Versatility is probably the best description of his power-packed 55 years.

Born in 1906 on the family’s Sea Island farm, Dal graduated from the University of B.C. with first-class honours in economics and the Rhodes Scholarship for the year. He was just 19. Next came his PhD in economics from the University of California (Berkeley).

Was there time for sports and studies? Obviously! Dal was good enough to make the Canadian Lacrosse Team that competed in the 1928 Amsterdam Olympics. Also, while earning a degree in jurisprudence, he played on the Oxford University lacrosse squad.

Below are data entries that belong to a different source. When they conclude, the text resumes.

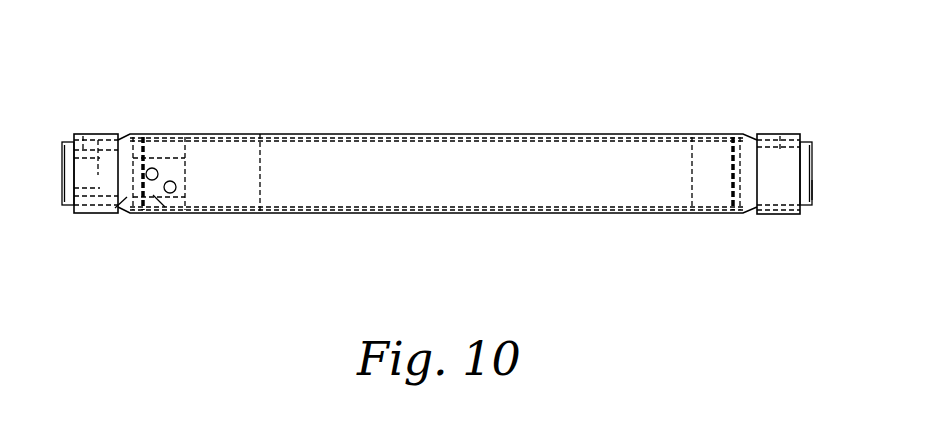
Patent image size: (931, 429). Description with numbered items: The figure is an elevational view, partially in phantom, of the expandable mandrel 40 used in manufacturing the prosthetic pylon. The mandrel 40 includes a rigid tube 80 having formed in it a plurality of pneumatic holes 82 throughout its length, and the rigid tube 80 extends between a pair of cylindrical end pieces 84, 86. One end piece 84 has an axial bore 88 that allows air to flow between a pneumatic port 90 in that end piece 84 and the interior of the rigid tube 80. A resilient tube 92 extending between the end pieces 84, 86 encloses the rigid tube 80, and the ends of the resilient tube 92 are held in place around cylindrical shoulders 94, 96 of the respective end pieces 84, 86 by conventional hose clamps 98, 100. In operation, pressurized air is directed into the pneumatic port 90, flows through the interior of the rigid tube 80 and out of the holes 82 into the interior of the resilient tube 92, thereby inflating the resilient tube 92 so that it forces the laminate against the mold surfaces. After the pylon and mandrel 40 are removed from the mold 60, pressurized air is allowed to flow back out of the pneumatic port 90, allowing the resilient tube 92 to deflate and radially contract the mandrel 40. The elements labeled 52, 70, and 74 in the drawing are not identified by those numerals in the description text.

The mandrel 40 is at (439, 62).
The tube body 52 is at (562, 215).
The mold 60 is at (263, 170).
The internal piston element 70 is at (655, 215).
The end fitting face 74 is at (812, 193).
The rigid tube 80 is at (170, 210).
The pneumatic holes 82 is at (157, 172).
The cylindrical end piece 84 is at (115, 212).
The cylindrical end piece 86 is at (812, 177).
The axial bore 88 is at (97, 173).
The pneumatic port 90 is at (63, 178).
The resilient tube 92 is at (433, 215).
The cylindrical shoulder 94 is at (68, 140).
The cylindrical shoulder 96 is at (783, 142).
The hose clamp 98 is at (83, 134).
The hose clamp 100 is at (772, 143).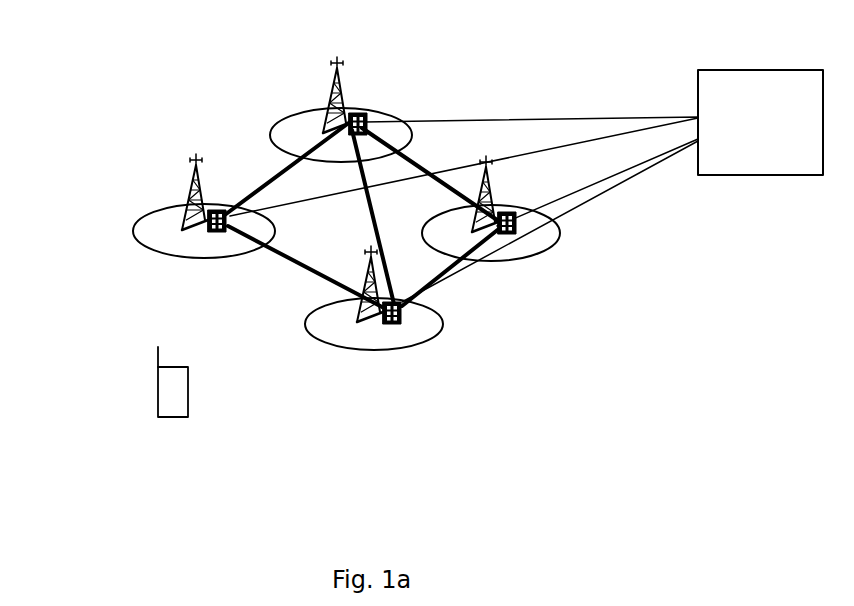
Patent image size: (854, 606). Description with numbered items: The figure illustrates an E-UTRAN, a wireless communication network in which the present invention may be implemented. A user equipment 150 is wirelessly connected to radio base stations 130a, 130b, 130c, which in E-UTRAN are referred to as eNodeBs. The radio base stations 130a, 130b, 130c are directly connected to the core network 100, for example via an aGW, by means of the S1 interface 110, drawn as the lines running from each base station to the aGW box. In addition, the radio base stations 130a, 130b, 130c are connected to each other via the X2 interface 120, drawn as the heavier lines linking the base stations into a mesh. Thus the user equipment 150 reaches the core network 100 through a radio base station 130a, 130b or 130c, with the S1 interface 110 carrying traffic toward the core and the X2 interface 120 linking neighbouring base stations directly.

The core network 100 is at (760, 122).
The S1 interface 110 is at (473, 108).
The X2 interface 120 is at (268, 178).
The radio base station 130a is at (181, 173).
The radio base station 130b is at (440, 298).
The radio base station 130c is at (620, 228).
The user equipment 150 is at (148, 407).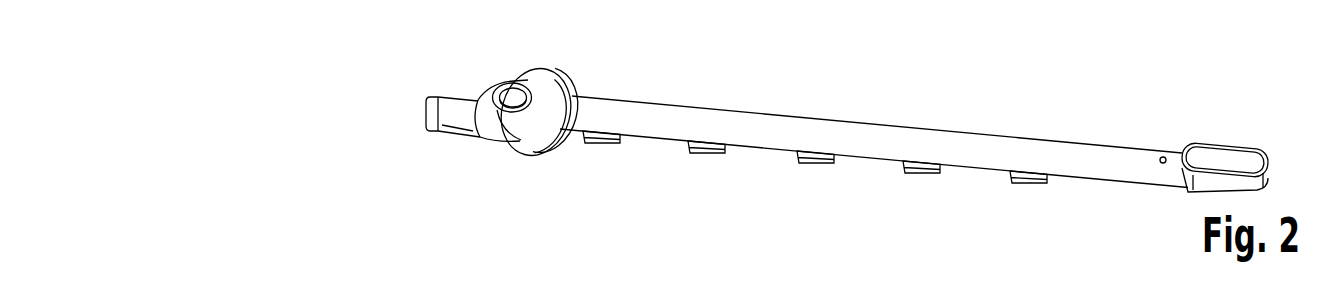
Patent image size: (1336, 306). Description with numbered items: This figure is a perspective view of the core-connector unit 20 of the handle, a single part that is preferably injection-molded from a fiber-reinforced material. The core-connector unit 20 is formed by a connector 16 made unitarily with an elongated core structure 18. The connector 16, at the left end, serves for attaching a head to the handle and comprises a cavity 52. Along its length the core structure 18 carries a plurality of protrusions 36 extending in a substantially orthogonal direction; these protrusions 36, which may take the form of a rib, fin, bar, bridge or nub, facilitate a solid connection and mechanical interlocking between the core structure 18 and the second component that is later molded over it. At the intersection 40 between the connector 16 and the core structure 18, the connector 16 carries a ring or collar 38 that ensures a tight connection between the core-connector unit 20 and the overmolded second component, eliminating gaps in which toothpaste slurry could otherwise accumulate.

But his crammed schedule pushed lacrosse aside. Called to the bar in 1930, Dal spurned a law practice and, instead, joined the University of Toronto’s economics department as a lecturer. By 1937 (he was just 31), Dal became the youngest full professor in Canada as well as the Head of the University’s Social Sciences Department. During the subsequent two years, he authored numerous reports on public health, labour, housing and social insurance for the Rowell-Sirois Commission on Dominion Provincial Relations and studied Canada’s taxation system for the Bank of Canada.

But the urge to taste new challenges put him on the move again in 1939. He joined the B.C. Electric Company, helping build it into one of the most successful private utility companies on the continent. Seven years later, at the age of 40, he was president and chair of the Board of BCE.

Was there spare time? Not likely! He was also director of companies such as Sun Life Assurance, the Royal Bank, Montreal Trust and MacMillan Bloedel, and served the community as Chair of the Vancouver General Hospital, President of the Vancouver Symphony Society, and Chancellor of the University of B.C.

In 1957, he was named Canadian Businessman of the Year and, a year later, was awarded the Human Relations Award from the Canadian Council of Christians and Jews.